Как бы то ни было, собранные в этой книге 300 писем Александрова, а также написанных ему, прослеживают в какой-то степени жизнь и творчество первого советского комедиографа на протяжении почти 60 лет. Особенно «плодовит» в этом смысле заграничный период: с 1929-го по 1932 г. (100 писем – 1/3 всей переписки!) Это естественно: оказавшись вдали ото всех, с кем связывали его на Родине жизнь и работа, режиссер ведет интенсивную переписку и сам тому удивляется: «Никогда не думал, что могу писать так много».
Но даже в этот загранпериод, не говоря уже о других, александровская переписка сохранилась, к сожалению, «в одни ворота». И мы уже никогда не узнаем, с каким сценарным предложением обратился к режиссеру в 50-х годах возмущенный его молчанием на этот счет Юрий Олеша или что, кроме новогодних поздравлений, писал ему Чарли Чаплин…
Любовь Орлова и Григорий Александров в Ессентуках во время выхода на экраны фильма «Цирк». Июль 1936 г.
Особое сожаление вызывает интимная переписка Григория Александрова и Любови Орловой. Те жалкие крохи из нее, которые удалось зафиксировать нам или запомнить другим, конечно, не в счет. А то, что, якобы в отместку Орловой, было уничтожено третьей женой кинорежиссера – его бывшей невесткой (по рассказам «очевидцев», ее ненависть к Любови Петровне была вызвана отношением актрисы к своему пасынку и его сыну – александровским сыну и внуку), уже не вернуть. Кстати, жена-невестка была еще и секретарем комиссии по литнаследству Александрова, так что ее действия в этом смысле непонятны, даже противозаконны. Хотя уничтожала она александровские бумаги, как выяснилось, выборочно. И по свидетельству журналиста Феликса Медведева, большого любителя таких раритетов, предлагала ему за определенную мзду несколько писем Л. Орловой к Г. Александрову. Предельно, как она утверждала, «личных».

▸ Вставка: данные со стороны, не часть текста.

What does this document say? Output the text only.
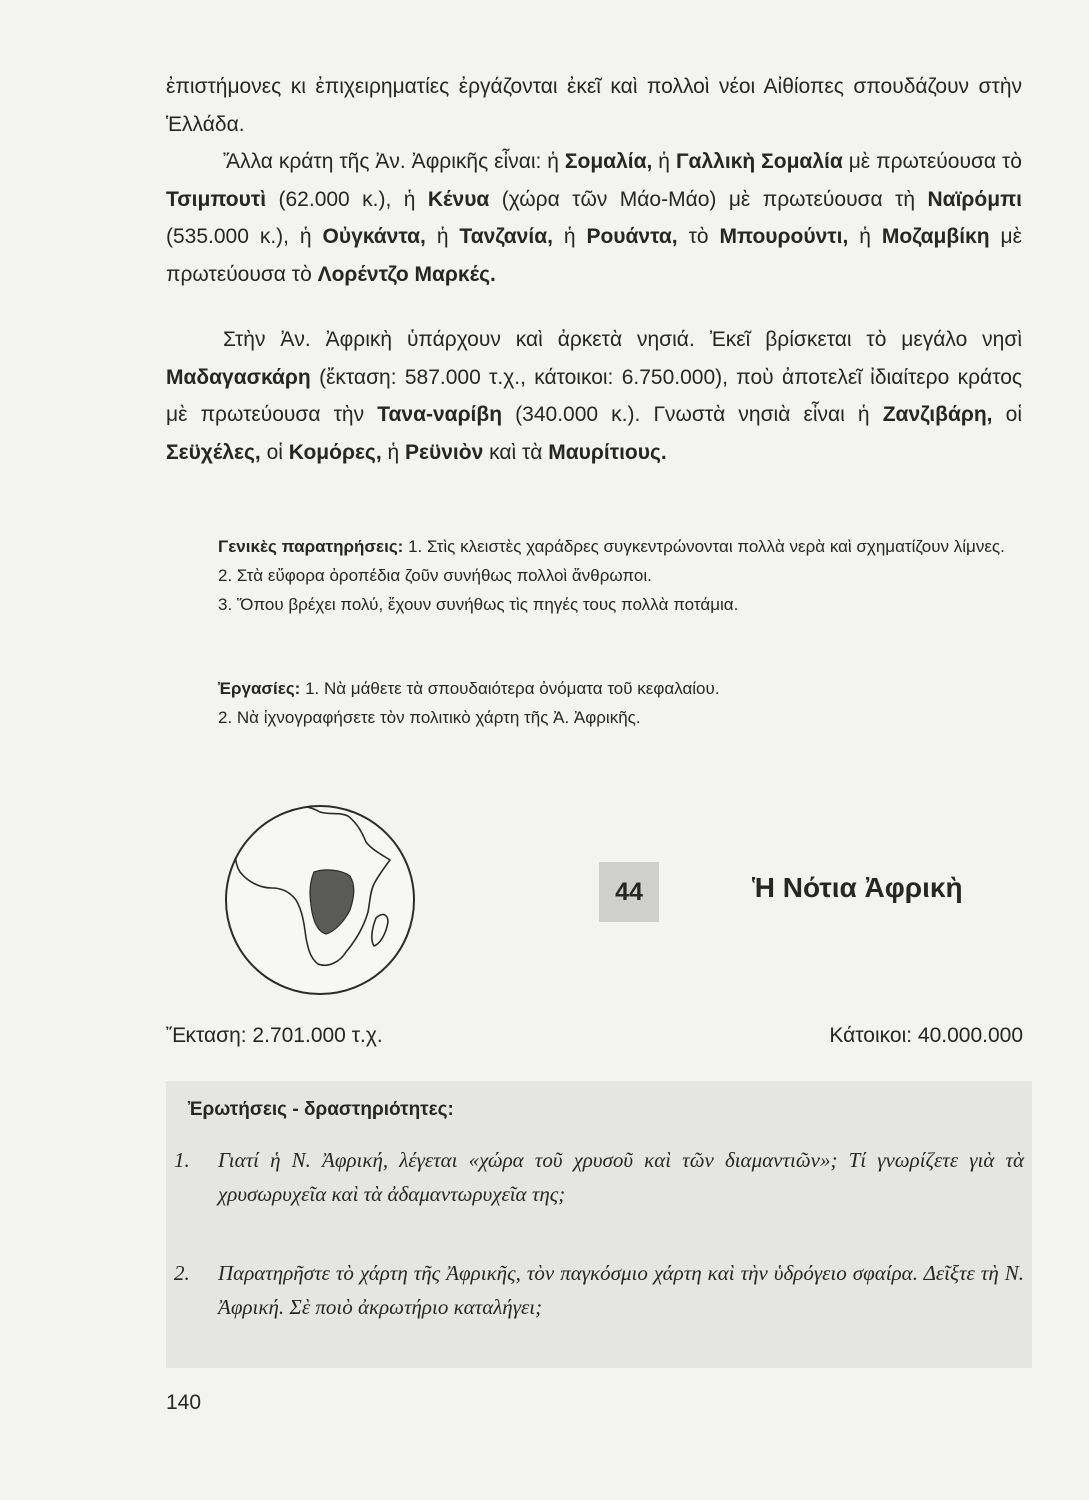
ἐπιστήμονες κι ἐπιχειρηματίες ἐργάζονται ἐκεῖ καὶ πολλοὶ νέοι Αἰθίοπες σπουδάζουν στὴν Ἑλλάδα.

Ἄλλα κράτη τῆς Ἀν. Ἀφρικῆς εἶναι: ἡ Σομαλία, ἡ Γαλλικὴ Σομαλία μὲ πρωτεύουσα τὸ Τσιμπουτὶ (62.000 κ.), ἡ Κένυα (χώρα τῶν Μάο-Μάο) μὲ πρωτεύουσα τὴ Ναϊρόμπι (535.000 κ.), ἡ Οὐγκάντα, ἡ Τανζανία, ἡ Ρουάντα, τὸ Μπουρούντι, ἡ Μοζαμβίκη μὲ πρωτεύουσα τὸ Λορέντζο Μαρκές.

Στὴν Ἀν. Ἀφρικὴ ὑπάρχουν καὶ ἀρκετὰ νησιά. Ἐκεῖ βρίσκεται τὸ μεγάλο νησὶ Μαδαγασκάρη (ἔκταση: 587.000 τ.χ., κάτοικοι: 6.750.000), ποὺ ἀποτελεῖ ἰδιαίτερο κράτος μὲ πρωτεύουσα τὴν Τανα-ναρίβη (340.000 κ.). Γνωστὰ νησιὰ εἶναι ἡ Ζανζιβάρη, οἱ Σεϋχέλες, οἱ Κομόρες, ἡ Ρεϋνιὸν καὶ τὰ Μαυρίτιους.

Γενικὲς παρατηρήσεις: 1. Στὶς κλειστὲς χαράδρες συγκεντρώνονται πολλὰ νερὰ καὶ σχηματίζουν λίμνες.
2. Στὰ εὔφορα ὀροπέδια ζοῦν συνήθως πολλοὶ ἄνθρωποι.
3. Ὅπου βρέχει πολύ, ἔχουν συνήθως τὶς πηγές τους πολλὰ ποτάμια.
Ἐργασίες: 1. Νὰ μάθετε τὰ σπουδαιότερα ὀνόματα τοῦ κεφαλαίου.
2. Νὰ ἰχνογραφήσετε τὸν πολιτικὸ χάρτη τῆς Ἀ. Ἀφρικῆς.
44	Ἡ Νότια Ἀφρικὴ
Ἔκταση: 2.701.000 τ.χ.	Κάτοικοι: 40.000.000
Ἐρωτήσεις - δραστηριότητες:
1.	Γιατί ἡ Ν. Ἀφρική, λέγεται «χώρα τοῦ χρυσοῦ καὶ τῶν διαμαντιῶν»; Τί γνωρίζετε γιὰ τὰ χρυσωρυχεῖα καὶ τὰ ἀδαμαντωρυχεῖα της;
2.	Παρατηρῆστε τὸ χάρτη τῆς Ἀφρικῆς, τὸν παγκόσμιο χάρτη καὶ τὴν ὑδρόγειο σφαίρα. Δεῖξτε τὴ Ν. Ἀφρική. Σὲ ποιὸ ἀκρωτήριο καταλήγει;
140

…Впрочем, что теперь жалеть… При особом желании можно, конечно, поднять и другие архивы, если они еще сохранились. Бывшего, например, Института марксизма-ленинизма, куда Александров посылал совершенно одиозный запрос о возможности встречи своего героя, композитора М. Глинки, с К. Марксом и Ф. Энгельсом в Европе. Институт, правда, оказался на высоте и полностью исключил такую «счастливую» возможность. А уж потом, когда Александров увлекся «Лениным в Швейцарии», он вообще не вылезал из этого учреждения, согласовывая с тов. Обичкиным, его шефом, любую деталь в облике вождя-эмигранта. Вплоть до его знакомства и чуть ли не дружбы с молодым Б. Муссолини.
Можно еще поднять архив бывшей Академии общественных наук, где профессор Г. Александров просвещал по части кино таких столпов мирового коммунизма, как Г. Димитров, М. Торез, П. Тольятти, и поражался прилежности своих именитых учеников.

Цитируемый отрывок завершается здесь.